The second chart is a weekly basis chart to illustrate that the angle of ascent (B) the stock market has been on since December is not likely to be sustainable. A much more sustainable and long-lasting angle of ascent (A) is shown in the advance from 2016 to 2018. I have replicated that angle (A1) from the December low to show what that would look like. Before you get terribly concerned, if we were to work into that uptrend angle, the S&P does not have to correct down to it. It can just work sideways for a period of time until it approaches the trend.

Note also that the weekly basis stochastic RSI indicator reached oversold territory five times during that great rally of 2016 to 2018. That works out to about once every 4.5 months. Maybe it is just coincidence, but it has been about 4.5 months since this indicator was last oversold.

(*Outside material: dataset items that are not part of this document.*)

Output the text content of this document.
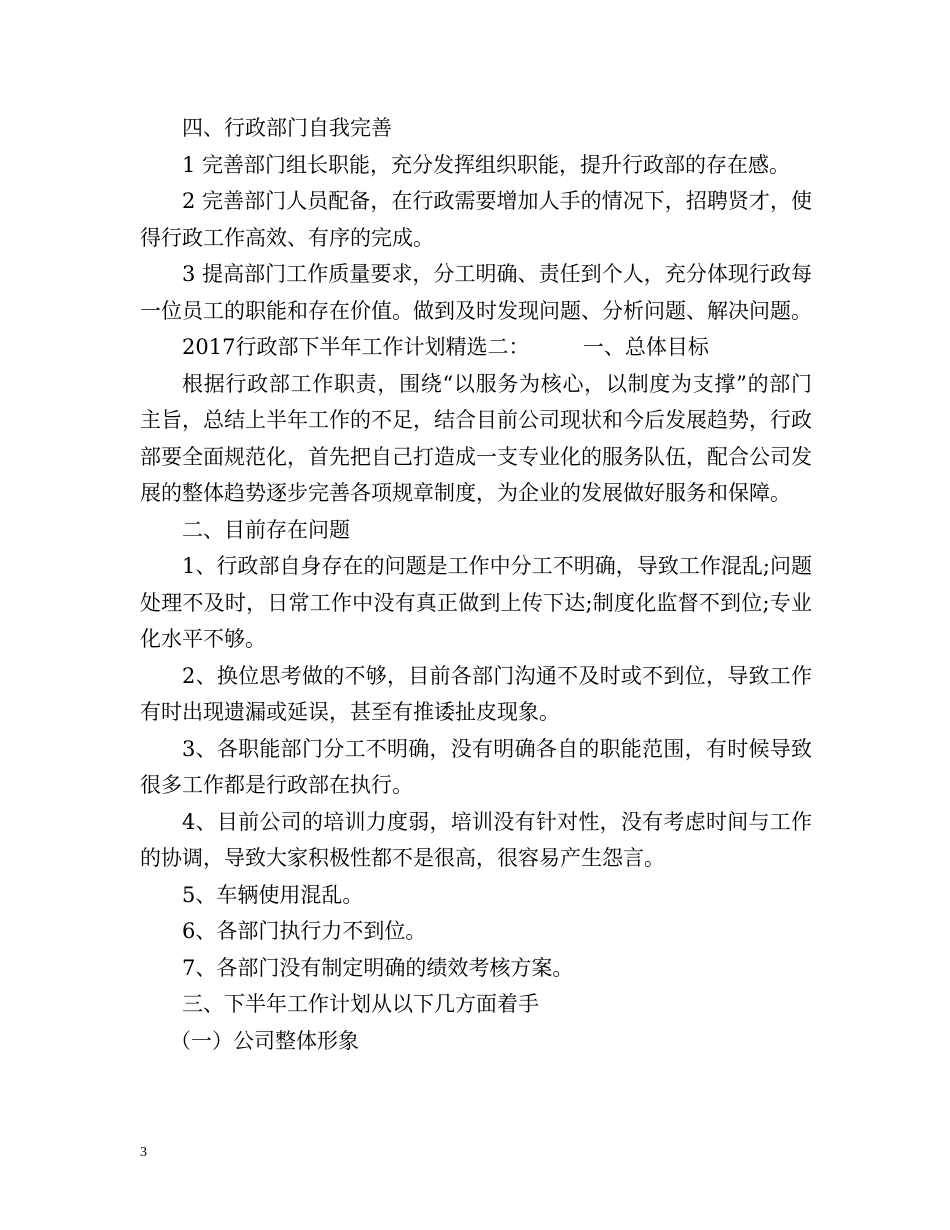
四、行政部门自我完善

1 完善部门组长职能，充分发挥组织职能，提升行政部的存在感。

2 完善部门人员配备，在行政需要增加人手的情况下，招聘贤才，使得行政工作高效、有序的完成。

3 提高部门工作质量要求，分工明确、责任到个人，充分体现行政每一位员工的职能和存在价值。做到及时发现问题、分析问题、解决问题。

2017行政部下半年工作计划精选二：        一、总体目标

根据行政部工作职责，围绕“以服务为核心，以制度为支撑”的部门主旨，总结上半年工作的不足，结合目前公司现状和今后发展趋势，行政部要全面规范化，首先把自己打造成一支专业化的服务队伍，配合公司发展的整体趋势逐步完善各项规章制度，为企业的发展做好服务和保障。

二、目前存在问题

1、行政部自身存在的问题是工作中分工不明确，导致工作混乱;问题处理不及时，日常工作中没有真正做到上传下达;制度化监督不到位;专业化水平不够。

2、换位思考做的不够，目前各部门沟通不及时或不到位，导致工作有时出现遗漏或延误，甚至有推诿扯皮现象。

3、各职能部门分工不明确，没有明确各自的职能范围，有时候导致很多工作都是行政部在执行。

4、目前公司的培训力度弱，培训没有针对性，没有考虑时间与工作的协调，导致大家积极性都不是很高，很容易产生怨言。

5、车辆使用混乱。

6、各部门执行力不到位。

7、各部门没有制定明确的绩效考核方案。

三、下半年工作计划从以下几方面着手

（一）公司整体形象

3
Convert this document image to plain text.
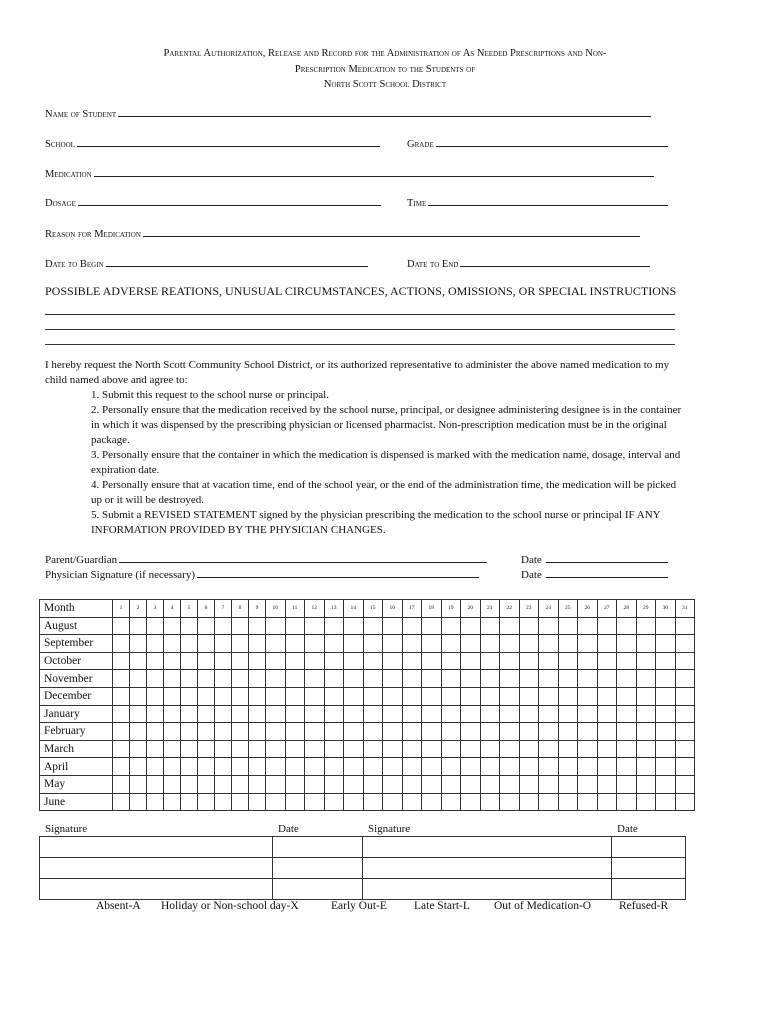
Parental Authorization, Release and Record for the Administration of As Needed Prescriptions and Non-
Prescription Medication to the Students of
North Scott School District
Name of Student
School	Grade
Medication
Dosage	Time
Reason for Medication
Date to Begin	Date to End
POSSIBLE ADVERSE REATIONS, UNUSUAL CIRCUMSTANCES, ACTIONS, OMISSIONS, OR SPECIAL INSTRUCTIONS
I hereby request the North Scott Community School District, or its authorized representative to administer the above named medication to my child named above and agree to:
1. Submit this request to the school nurse or principal.
2. Personally ensure that the medication received by the school nurse, principal, or designee administering designee is in the container in which it was dispensed by the prescribing physician or licensed pharmacist. Non-prescription medication must be in the original package.
3. Personally ensure that the container in which the medication is dispensed is marked with the medication name, dosage, interval and expiration date.
4. Personally ensure that at vacation time, end of the school year, or the end of the administration time, the medication will be picked up or it will be destroyed.
5. Submit a REVISED STATEMENT signed by the physician prescribing the medication to the school nurse or principal IF ANY INFORMATION PROVIDED BY THE PHYSICIAN CHANGES.
Parent/Guardian	Date
Physician Signature (if necessary)	Date
Month	1	2	3	4	5	6	7	8	9	10	11	12	13	14	15	16	17	18	19	20	21	22	23	24	25	26	27	28	29	30	31
August																															
September																															
October																															
November																															
December																															
January																															
February																															
March																															
April																															
May																															
June																															
Signature	Date	Signature	Date

Absent-A Holiday or Non-school day-X	Early Out-E Late Start-L Out of Medication-O Refused-R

The S&P 500 recently rallied over 25% in just over four months. Since April 30, we have corrected 4.55%. This is completely normal and constructive market action, especially because the economic backdrop remains largely unchanged. Yes, tariffs will raise inflation about 0.3% by estimates, and they will have earnings implications, but both of those influences are likely to be most impactful in the first 12 months.

Back to my opening comments. International conflict and economic and political news events are not new to Flexible Plan. We have lived through many. That is why we do what we do. Strategic diversification is not done for convenience sake. It is done with deliberate intent to be an important component of risk management. Actively managed, rules-based strategies are our other component of risk management.